Osterweiterung: "Fehler von historischem Ausmaß"

Seite 3: War die Erweiterung der NATO eine bewusste Provokation?

Der folgende Beitrag ist vor 2021 erschienen. Unsere Redaktion hat seither ein neues Leitbild und redaktionelle Standards. Weitere Informationen finden Sie hier.

Die Frage danach, welchen sicherheitspolitischen Nutzen eine grenzenlose Ausdehnung der NATO hat, blieb bisher unbeantwortet, was, Anbetracht der Warnungen, die es vor einer möglichen Konfrontation mit Russland gab, umso schwerer zu begreifen ist. Könnte es also vielleicht sein, dass eine solche Eskalation von manchem Akteur sogar erwünscht war?

Für viele ganz gewiss nur eine weitere unsinnige Verschwörungstheorie. Allerdings eine vergleichsweise plausible: Die Weltmacht USA stützt sich einerseits auf ihr aberwitziges Waffenarsenal, andererseits auf die Treue ihrer Verbündeten. Und auf die Europäer konnte sich Washington Jahrzehnte lang tatsächlich verlassen: Die folgsamen Regierungen gaben sich in beinahe jedem Land die Klinke in die Hand.

Bis zum Jahr 2003, als die Franzosen und sogar die Deutschen überraschend aufmüpfig wurden: Das Erstaunen, ja, Entsetzen war groß, als sich Schröder und Chirac in Sachen Irak-Krieg einfach verweigerten. Das musste doch bei den Vertretern des "Project For A New American Century" (sprich, einigen Mitgliedern der damaligen US-Regierung) Panik auslösen: Was bleibt von einer Weltmacht übrig, wenn keiner mehr folgen will? Eine Frage, die dementsprechend ganz gewiss in manchem neokonservativen Thinktank erörtert wurde, lautete: Was ist nötig, um die Abtrünnigen wieder um Onkel Sam zu scharen? Am besten wäre gewiss ein neuer gemeinsamer Feind! Und was lag da näher, als den früheren Feind auch zum zukünftigen zu machen?
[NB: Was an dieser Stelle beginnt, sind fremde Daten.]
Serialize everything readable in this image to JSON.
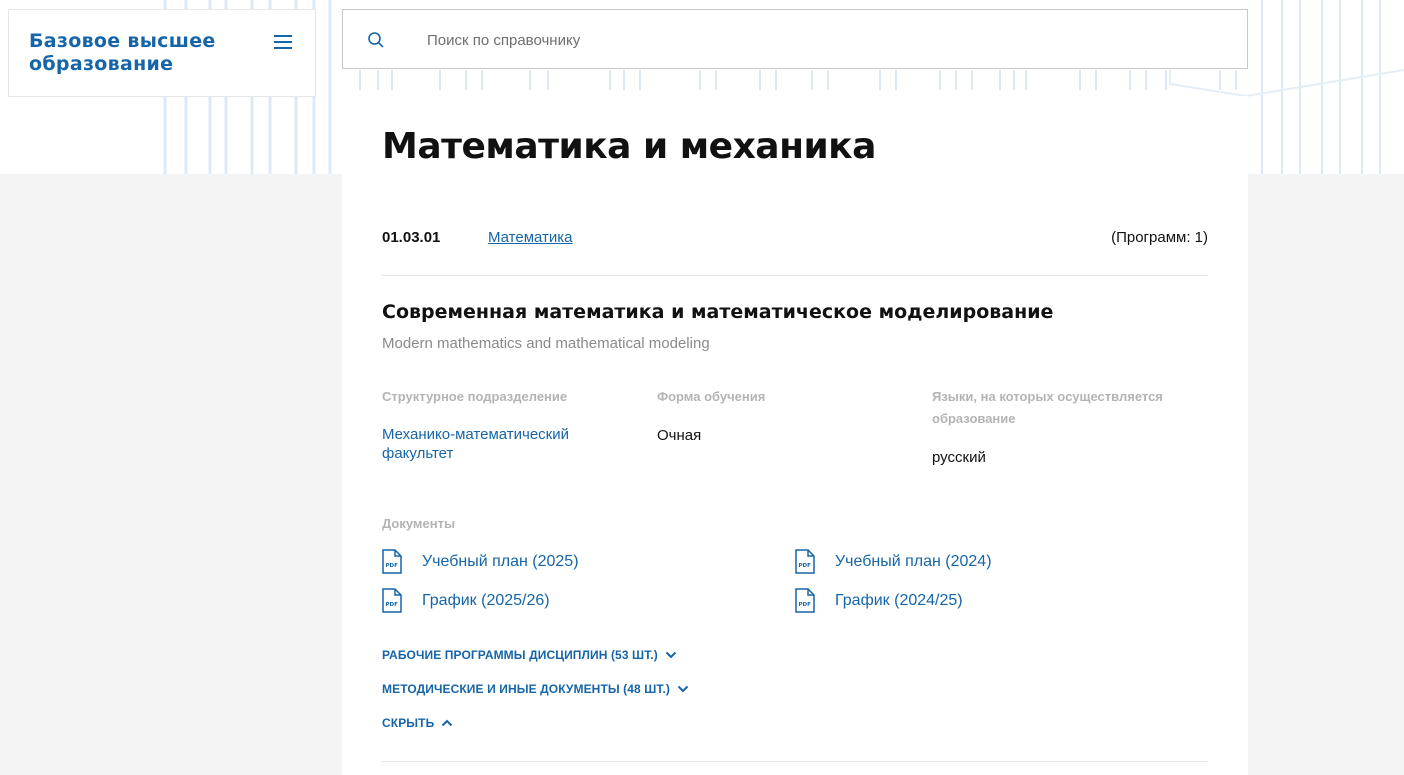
{
  "brand": {
    "title": "Базовое высшее образование"
  },
  "search": {
    "placeholder": "Поиск по справочнику"
  },
  "page": {
    "title": "Математика и механика"
  },
  "direction": {
    "code": "01.03.01",
    "name": "Математика",
    "count_label": "(Программ: 1)"
  },
  "program": {
    "title": "Современная математика и математическое моделирование",
    "subtitle": "Modern mathematics and mathematical modeling",
    "fields": {
      "division_label": "Структурное подразделение",
      "division_value": "Механико-математический факультет",
      "form_label": "Форма обучения",
      "form_value": "Очная",
      "lang_label": "Языки, на которых осуществляется образование",
      "lang_value": "русский"
    },
    "documents_label": "Документы",
    "documents": [
      {
        "label": "Учебный план (2025)",
        "icon": "pdf-icon"
      },
      {
        "label": "Учебный план (2024)",
        "icon": "pdf-icon"
      },
      {
        "label": "График (2025/26)",
        "icon": "pdf-icon"
      },
      {
        "label": "График (2024/25)",
        "icon": "pdf-icon"
      }
    ],
    "toggles": [
      {
        "label": "РАБОЧИЕ ПРОГРАММЫ ДИСЦИПЛИН (53 ШТ.)",
        "icon": "chevron-down-icon"
      },
      {
        "label": "МЕТОДИЧЕСКИЕ И ИНЫЕ ДОКУМЕНТЫ (48 ШТ.)",
        "icon": "chevron-down-icon"
      },
      {
        "label": "СКРЫТЬ",
        "icon": "chevron-up-icon"
      }
    ]
  },
  "colors": {
    "accent": "#1565a8",
    "background": "#f4f4f4",
    "label": "#b4b4b4"
  }
}
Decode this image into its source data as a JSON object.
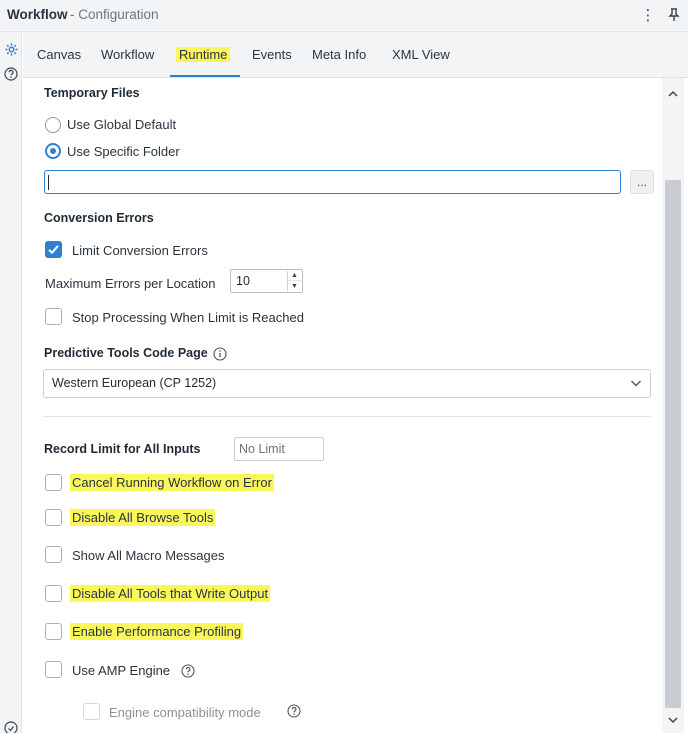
{
  "window": {
    "title_main": "Workflow",
    "title_sub": " - Configuration"
  },
  "tabs": [
    {
      "label": "Canvas"
    },
    {
      "label": "Workflow"
    },
    {
      "label": "Runtime"
    },
    {
      "label": "Events"
    },
    {
      "label": "Meta Info"
    },
    {
      "label": "XML View"
    }
  ],
  "active_tab": "Runtime",
  "temp_files": {
    "label": "Temporary Files",
    "global_default": "Use Global Default",
    "specific_folder": "Use Specific Folder",
    "selected": "Use Specific Folder",
    "folder_value": "",
    "browse_label": "..."
  },
  "conversion": {
    "label": "Conversion Errors",
    "limit_label": "Limit Conversion Errors",
    "limit_checked": true,
    "max_label": "Maximum Errors per Location",
    "max_value": "10",
    "stop_label": "Stop Processing When Limit is Reached",
    "stop_checked": false
  },
  "predictive": {
    "label": "Predictive Tools Code Page",
    "value": "Western European (CP 1252)"
  },
  "record_limit": {
    "label": "Record Limit for All Inputs",
    "placeholder": "No Limit"
  },
  "options": {
    "cancel": "Cancel Running Workflow on Error",
    "disable_browse": "Disable All Browse Tools",
    "show_macro": "Show All Macro Messages",
    "disable_output": "Disable All Tools that Write Output",
    "profiling": "Enable Performance Profiling",
    "amp": "Use AMP Engine",
    "compat": "Engine compatibility mode"
  },
  "colors": {
    "accent": "#2f7fd4",
    "highlight": "#fbf75a"
  }
}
Wer das für blanken Unfug hält, sollte den Auftritt von Stratfor-Gründer George Friedman kennen, als dieser 2015 beim Chicago Council on global affairs gastierte:

Das Hauptinteresse der US-Außenpolitik während des letzten Jahrhunderts … waren die Beziehungen zwischen Deutschland und Russland. Weil sie vereint die Macht sind, die uns bedrohen kann. Unser Hauptinteresse bestand darin, sicher zu stellen, dass dieser Fall nicht eintritt. … Der Punkt ist, dass die USA einen 'Cordon Sanitaire', einen Sicherheitsgürtel um Russland herum aufbauen. … Deutsches Kapital und Technologien und die russischen Rohstoff-Ressourcen könnten sich zu einer einzigartigen Kombination verbinden, was die USA seit einem Jahrhundert zu verhindern versuchen.;;George Friedma

Im bereits erwähnten Interview des Deutschlandfunks mit Wolfgang Kubicki meinte dieser jüngst, er sehe "mit großer Besorgnis, dass die NATO wieder einen Feind braucht, damit sie erstens ihre eigene Existenz rechtfertigt und zweitens dass Herr Stoltenberg seine Idee von 2 % des Bruttoinlandsprodukts in Rüstung zu stecken, auch umsetzen kann. Hätten wir keinen Feind, keinen Außenfeind, dann hätten wir dieses Problem ja an der Backe zu erklären, warum das so sein muss."

Wenn man solche Äußerungen vernimmt, drängt sich der Verdacht auf, dass nicht etwa Russland einen Keil zwischen Europa und den USA treiben wollte, sondern die USA einen Keil zwischen Europa und Russland. Aber, wie gesagt, alles nur eine weitere Verschwörungstheorie.